Recent studies aimed at investigating artificial analogs of bacterial colonies have shown that low-density suspensions of self-propelled particles confined in two dimensions can assemble into finite aggregates that merge and split, but have a typical size that remains constant (living clusters). In this Letter, we address the problem of the formation of living clusters and crystals of active particles in three dimensions. We study two systems: self-propelled particles interacting via a generic attractive potential and colloids that can move toward each other as a result of active agents (e.g., by molecular motors). In both cases, fluidlike “living” clusters form. We explain this general feature in terms of the balance between active forces and regression to thermodynamic equilibrium. This balance can be quantified in terms of a dimensionless number that allows us to collapse the observed clustering behavior onto a universal curve. We also discuss how active motion affects the kinetics of crystal formation.

Figure 1

(a) SP particles (with propulsion force $F$) interacting via a Lennard-Jones potential. (b) SD particles moving towards each other over a distance $\Delta x_A$ with a rate $\nu$ if they are within a distance $R_A$. Particles also undergo diffusion ($D$). Depending on the values of $\Delta x_A$, $\nu$, and $D$, either clustering or collisions dominate.

Figure 2

Degree of clustering $\Theta$ versus aggregation propensity (see text for the definitions) for the SP (a) and the SD systems (b).

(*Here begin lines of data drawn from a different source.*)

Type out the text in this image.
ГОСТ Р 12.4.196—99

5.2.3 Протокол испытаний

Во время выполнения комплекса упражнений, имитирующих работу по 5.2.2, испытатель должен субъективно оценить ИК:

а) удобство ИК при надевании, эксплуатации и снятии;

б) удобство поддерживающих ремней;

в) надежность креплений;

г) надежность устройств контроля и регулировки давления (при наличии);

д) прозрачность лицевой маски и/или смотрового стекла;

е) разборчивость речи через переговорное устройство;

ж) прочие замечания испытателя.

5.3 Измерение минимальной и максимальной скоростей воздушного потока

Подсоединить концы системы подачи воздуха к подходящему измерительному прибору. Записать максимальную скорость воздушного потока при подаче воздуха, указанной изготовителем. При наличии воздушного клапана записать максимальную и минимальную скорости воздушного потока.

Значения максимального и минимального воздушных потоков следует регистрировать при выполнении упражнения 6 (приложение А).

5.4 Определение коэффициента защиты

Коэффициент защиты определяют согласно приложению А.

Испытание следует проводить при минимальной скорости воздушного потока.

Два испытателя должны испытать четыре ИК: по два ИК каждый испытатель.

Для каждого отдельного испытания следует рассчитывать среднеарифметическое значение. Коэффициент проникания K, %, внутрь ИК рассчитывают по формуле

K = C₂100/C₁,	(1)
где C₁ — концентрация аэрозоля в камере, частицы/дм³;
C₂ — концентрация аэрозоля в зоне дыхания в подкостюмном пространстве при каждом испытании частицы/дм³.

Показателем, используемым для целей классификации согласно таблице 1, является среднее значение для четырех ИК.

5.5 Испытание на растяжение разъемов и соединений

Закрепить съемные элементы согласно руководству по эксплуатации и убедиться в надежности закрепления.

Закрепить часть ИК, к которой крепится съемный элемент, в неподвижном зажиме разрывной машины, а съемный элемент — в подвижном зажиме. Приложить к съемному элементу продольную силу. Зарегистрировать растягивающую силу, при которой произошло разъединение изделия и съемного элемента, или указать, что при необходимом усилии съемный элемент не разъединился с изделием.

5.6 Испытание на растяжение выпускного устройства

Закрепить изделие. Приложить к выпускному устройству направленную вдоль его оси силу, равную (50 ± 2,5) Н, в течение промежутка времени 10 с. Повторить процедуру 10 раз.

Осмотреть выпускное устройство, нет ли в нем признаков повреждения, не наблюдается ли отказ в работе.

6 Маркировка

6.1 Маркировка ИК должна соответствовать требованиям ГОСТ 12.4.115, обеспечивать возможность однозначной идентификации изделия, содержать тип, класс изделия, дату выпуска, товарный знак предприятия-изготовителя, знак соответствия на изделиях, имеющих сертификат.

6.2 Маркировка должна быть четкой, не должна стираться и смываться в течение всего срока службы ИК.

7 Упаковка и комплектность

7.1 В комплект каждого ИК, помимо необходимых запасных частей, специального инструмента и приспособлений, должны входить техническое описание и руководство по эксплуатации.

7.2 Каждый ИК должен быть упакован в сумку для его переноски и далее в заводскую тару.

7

Results for several propulsion forces $F$ (a) and diffusion coefficients $D$ (b) collapse onto two universal curves. The insets represent typical snapshots of living clusters, the cluster size distribution function (a), and the pair distribution function (b) at significant $P_{\mathrm{agg}}$ where finite clusters form. Particles belonging to different clusters in (a) are colored differently and, for clarity, monomers and small clusters are not shown. In the SP case, $\varphi =0.1$ and $F_{\mathrm{ref}}{\sigma }_p=10k_{B}T$, whereas in the SD case $d_{\mathrm{c}.\mathrm{m}.}/R_A=2$ ($\varphi =0.008$), $N_{\mathrm{part}}=1000$, and $D_{\mathrm{ref}}=0.01\sigma /{\tau }_{MC}$, ${\tau }_{MC}$ being the simulation time unit.

Figure 3

(a) Fraction of clusters in the SD suspension as a function of the processivity parameter $\Delta x_A/(R_A-\sigma )$ versus the aggregation propensity $P_{\mathrm{agg},\mathrm{SD}}$ and (b) as a function of their average distance $d_{\mathrm{c}.\mathrm{m}.}={\rho }^{-1/3}$ versus $P_{\mathrm{agg},\mathrm{SD}}$. In (a), $d_{\mathrm{c}.\mathrm{m}.}/R_A=2$ ($\varphi =0.008$).

Figure 4

Crystallization of active particles. Fraction of solidlike particles in the system versus the aggregation propensity in the SP (a) and SD (b) cases. The snapshots in (a) show the crystallization process of a single cluster ($\varphi =0.1$, $ϵ=60k_{B}T$, and $F{\sigma }_p=80k_{B}T$) during the course of a simulation. Fluidlike particles are depicted in blue, with solidlike particles in red. Crystals span the whole simulation box. (b) SD particles at low $\Delta x_A/\sigma$ form small faceted crystals that are replaced by arrested aggregates when $\Delta x_A$ increases (inset snapshots). In this case, $d_{\mathrm{c}.\mathrm{m}.}/R_A=2$ ($\varphi =0.008$).